Richard Eoin Nash, former publisher of Soft Skull Press, has written an intelligent editorial for Publishing Perspectives deflating currently-held and often-times mistaken beliefs regarding the future of publishing. This is a must-read:
The New Gatekeepers
The endless media hoo-haa about the death of the book and the death of reading will slowly fade away, going the way of the articles of the last century about TV destroying radio and film and books. The death of the e-book, much like the death of the CD and the coming demise of the mp3, will provoke relatively few histrionics. As connectivity becomes ever more pervasive through 4G, WiMax etc, all text will be in the cloud, and the need for files vanishes.
It becomes clear that roughly the same percentage of the population continues to read immersive text-only long form narrative, and that the proliferation of multimodal forms in art, entertainment and education are precisely that, the creation of something new, and not the destruction of books, or painting. Many writers will choose to write in multimodal forms, just as many novelists currently write screenplays, and a few write videogames.

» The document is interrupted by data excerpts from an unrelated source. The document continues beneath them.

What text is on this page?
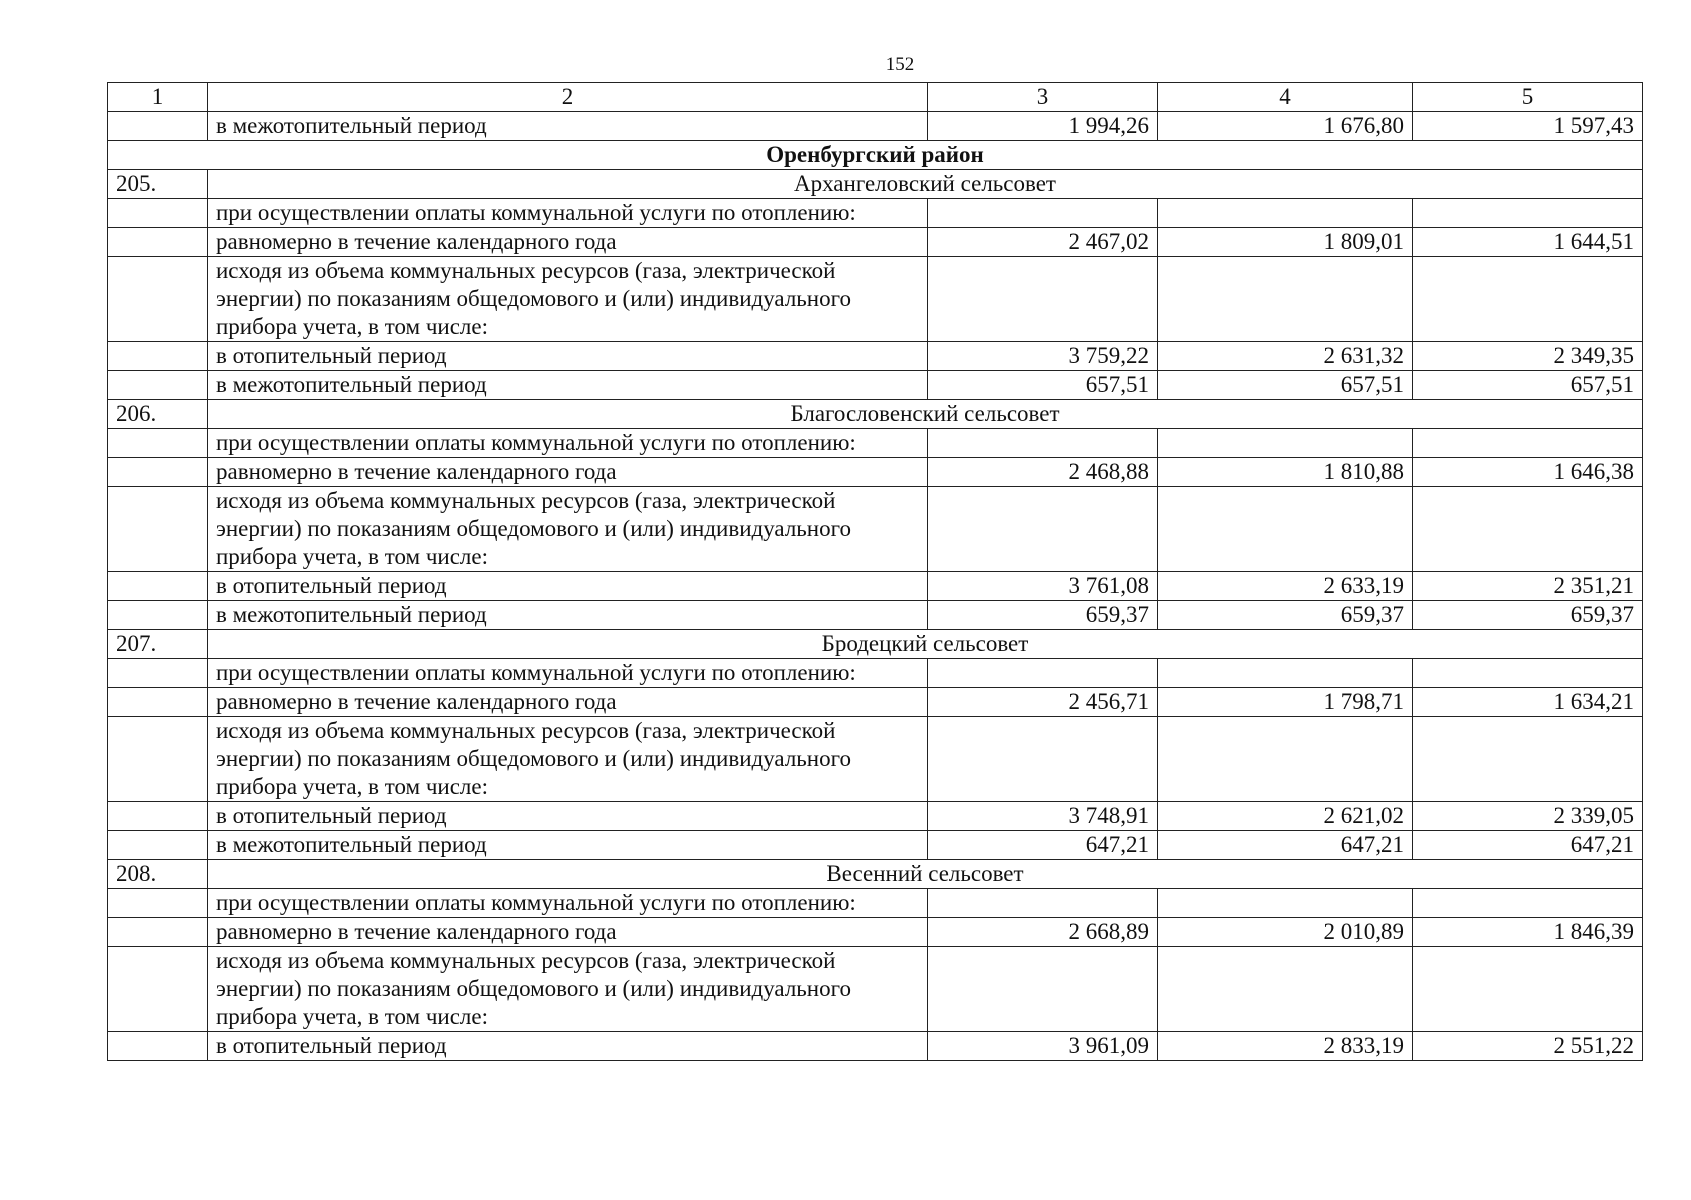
152
1	2	3	4	5
	в межотопительный период	1 994,26	1 676,80	1 597,43
Оренбургский район				
205.	Архангеловский сельсовет			
	при осуществлении оплаты коммунальной услуги по отоплению:			
	равномерно в течение календарного года	2 467,02	1 809,01	1 644,51
	исходя из объема коммунальных ресурсов (газа, электрической энергии) по показаниям общедомового и (или) индивидуального прибора учета, в том числе:			
	в отопительный период	3 759,22	2 631,32	2 349,35
	в межотопительный период	657,51	657,51	657,51
206.	Благословенский сельсовет			
	при осуществлении оплаты коммунальной услуги по отоплению:			
	равномерно в течение календарного года	2 468,88	1 810,88	1 646,38
	исходя из объема коммунальных ресурсов (газа, электрической энергии) по показаниям общедомового и (или) индивидуального прибора учета, в том числе:			
	в отопительный период	3 761,08	2 633,19	2 351,21
	в межотопительный период	659,37	659,37	659,37
207.	Бродецкий сельсовет			
	при осуществлении оплаты коммунальной услуги по отоплению:			
	равномерно в течение календарного года	2 456,71	1 798,71	1 634,21
	исходя из объема коммунальных ресурсов (газа, электрической энергии) по показаниям общедомового и (или) индивидуального прибора учета, в том числе:			
	в отопительный период	3 748,91	2 621,02	2 339,05
	в межотопительный период	647,21	647,21	647,21
208.	Весенний сельсовет			
	при осуществлении оплаты коммунальной услуги по отоплению:			
	равномерно в течение календарного года	2 668,89	2 010,89	1 846,39
	исходя из объема коммунальных ресурсов (газа, электрической энергии) по показаниям общедомового и (или) индивидуального прибора учета, в том числе:			
	в отопительный период	3 961,09	2 833,19	2 551,22
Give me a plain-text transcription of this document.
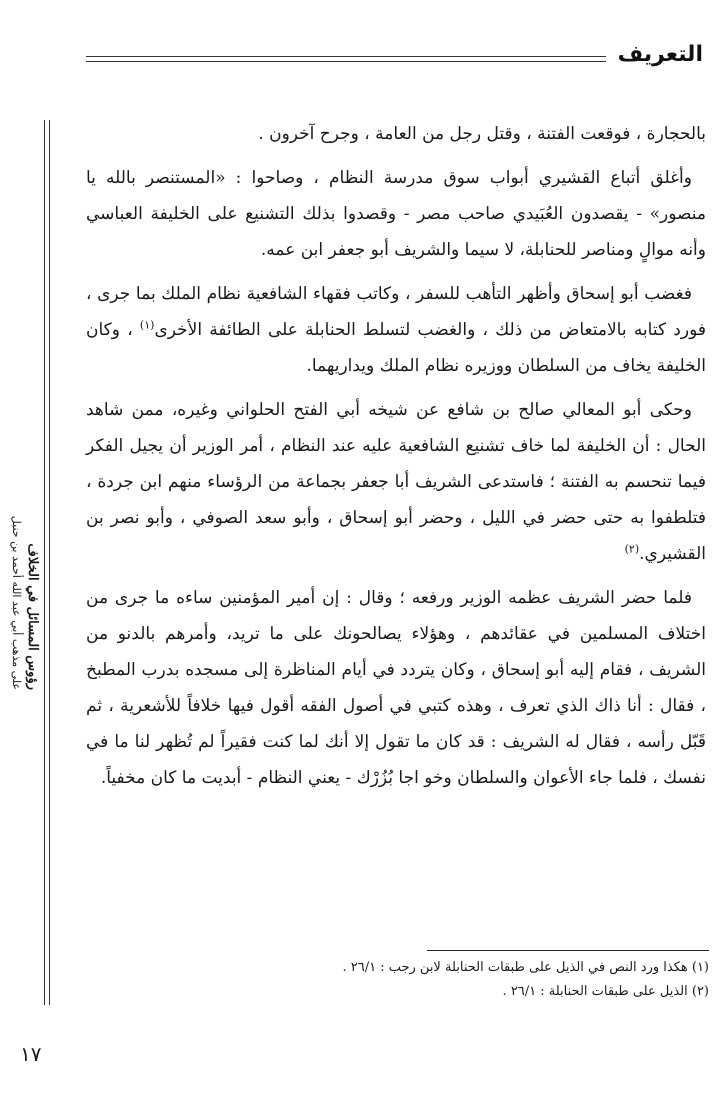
التعريف
رؤوس المسائل في الخلاف
على مذهب أبي عبد الله أحمد بن حنبل

بالحجارة ، فوقعت الفتنة ، وقتل رجل من العامة ، وجرح آخرون .

وأغلق أتباع القشيري أبواب سوق مدرسة النظام ، وصاحوا : «المستنصر بالله يا منصور» - يقصدون العُبَيدي صاحب مصر - وقصدوا بذلك التشنيع على الخليفة العباسي وأنه موالٍ ومناصر للحنابلة، لا سيما والشريف أبو جعفر ابن عمه.

فغضب أبو إسحاق وأظهر التأهب للسفر ، وكاتب فقهاء الشافعية نظام الملك بما جرى ، فورد كتابه بالامتعاض من ذلك ، والغضب لتسلط الحنابلة على الطائفة الأخرى$^{(١)}$ ، وكان الخليفة يخاف من السلطان ووزيره نظام الملك ويداريهما.

وحكى أبو المعالي صالح بن شافع عن شيخه أبي الفتح الحلواني وغيره، ممن شاهد الحال : أن الخليفة لما خاف تشنيع الشافعية عليه عند النظام ، أمر الوزير أن يجيل الفكر فيما تنحسم به الفتنة ؛ فاستدعى الشريف أبا جعفر بجماعة من الرؤساء منهم ابن جردة ، فتلطفوا به حتى حضر في الليل ، وحضر أبو إسحاق ، وأبو سعد الصوفي ، وأبو نصر بن القشيري.$^{(٢)}$

فلما حضر الشريف عظمه الوزير ورفعه ؛ وقال : إن أمير المؤمنين ساءه ما جرى من اختلاف المسلمين في عقائدهم ، وهؤلاء يصالحونك على ما تريد، وأمرهم بالدنو من الشريف ، فقام إليه أبو إسحاق ، وكان يتردد في أيام المناظرة إلى مسجده بدرب المطبخ ، فقال : أنا ذاك الذي تعرف ، وهذه كتبي في أصول الفقه أقول فيها خلافاً للأشعرية ، ثم قَبّل رأسه ، فقال له الشريف : قد كان ما تقول إلا أنك لما كنت فقيراً لم تُظهر لنا ما في نفسك ، فلما جاء الأعوان والسلطان وخو اجا بُزُرْك - يعني النظام - أبديت ما كان مخفياً.

(١) هكذا ورد النص في الذيل على طبقات الحنابلة لابن رجب : ٢٦/١ .
(٢) الذيل على طبقات الحنابلة : ٢٦/١ .
١٧
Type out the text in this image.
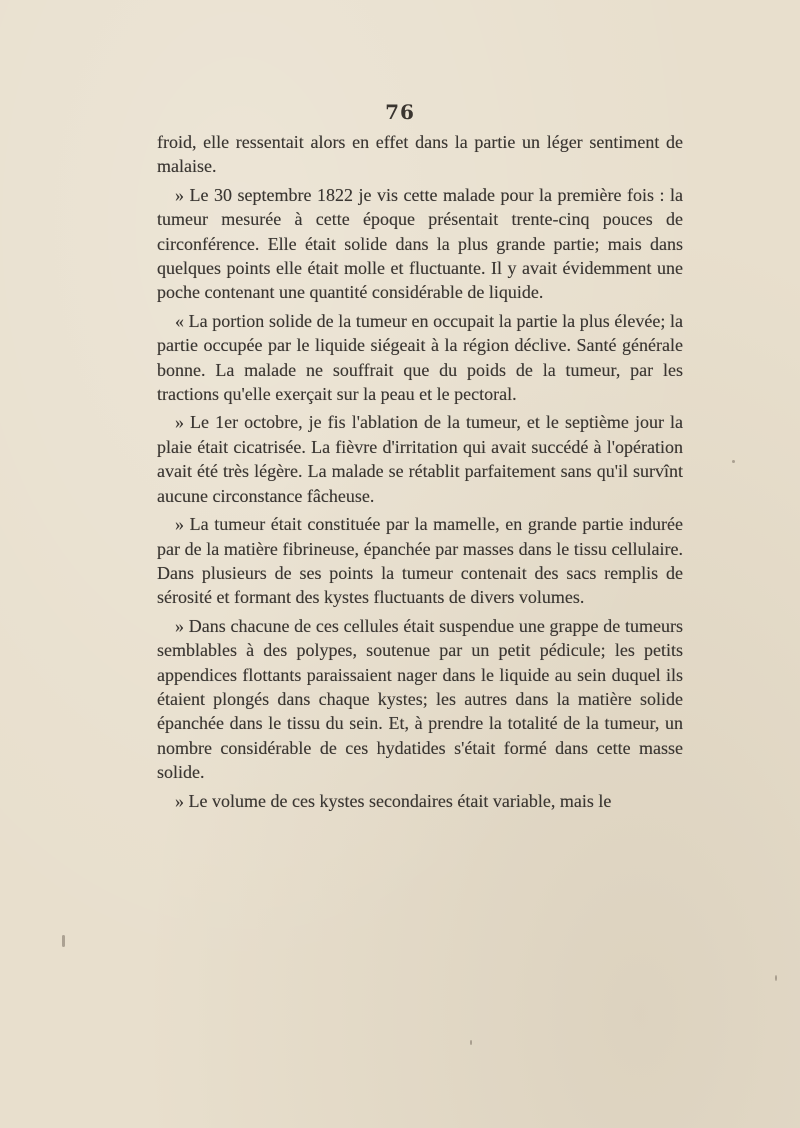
76

froid, elle ressentait alors en effet dans la partie un léger sentiment de malaise.

» Le 30 septembre 1822 je vis cette malade pour la première fois : la tumeur mesurée à cette époque présentait trente-cinq pouces de circonférence. Elle était solide dans la plus grande partie; mais dans quelques points elle était molle et fluctuante. Il y avait évidemment une poche contenant une quantité considérable de liquide.

« La portion solide de la tumeur en occupait la partie la plus élevée; la partie occupée par le liquide siégeait à la région déclive. Santé générale bonne. La malade ne souffrait que du poids de la tumeur, par les tractions qu'elle exerçait sur la peau et le pectoral.

» Le 1er octobre, je fis l'ablation de la tumeur, et le septième jour la plaie était cicatrisée. La fièvre d'irritation qui avait succédé à l'opération avait été très légère. La malade se rétablit parfaitement sans qu'il survînt aucune circonstance fâcheuse.

» La tumeur était constituée par la mamelle, en grande partie indurée par de la matière fibrineuse, épanchée par masses dans le tissu cellulaire. Dans plusieurs de ses points la tumeur contenait des sacs remplis de sérosité et formant des kystes fluctuants de divers volumes.

» Dans chacune de ces cellules était suspendue une grappe de tumeurs semblables à des polypes, soutenue par un petit pédicule; les petits appendices flottants paraissaient nager dans le liquide au sein duquel ils étaient plongés dans chaque kystes; les autres dans la matière solide épanchée dans le tissu du sein. Et, à prendre la totalité de la tumeur, un nombre considérable de ces hydatides s'était formé dans cette masse solide.

» Le volume de ces kystes secondaires était variable, mais le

However, articles on the death of culture will continue. Any time technology has increased the number of people who can create, disseminate, and consume knowledge, the existing gatekeepers have decried it as signaling the end of civilization. This phenomenon goes as far back as we can keep track of this impulse, to Socrates bemoaning the use of the book to avoid memorization, and continues throughout history, through Gutenberg and the loss of control over translations of the Bible, through the 19th century and the panic over fiction destroying the minds and morals of young women, through the moral panic of the 1950’s over comics and the pulp novel, to the present reactionary idiocies of Sven Birkerts and Mark Helprin.
Yet more fuel will be added to the conservative reaction as increasing access to education and lower technical and economic barriers to entry is going to lead to an explosion of creative production in the developing world, as billions more Africans, Indians and Asians enter the middle-class and start reading and writing narrative, just as Westerners did in the past century.
Too much to possibly happen in a decade? Remember: two and a half decades from now, the iPhone’s computing power will fit inside a blood cell.
Takeaway: While companies are destroyed, modes of creating culture are not. In 2020 there will be more writers, more readers, and yes, more match-makers bringing them together, than ever before.
And in 2020, I’ll predict there’ll be yet more writers, readers and matchmakers in 2030.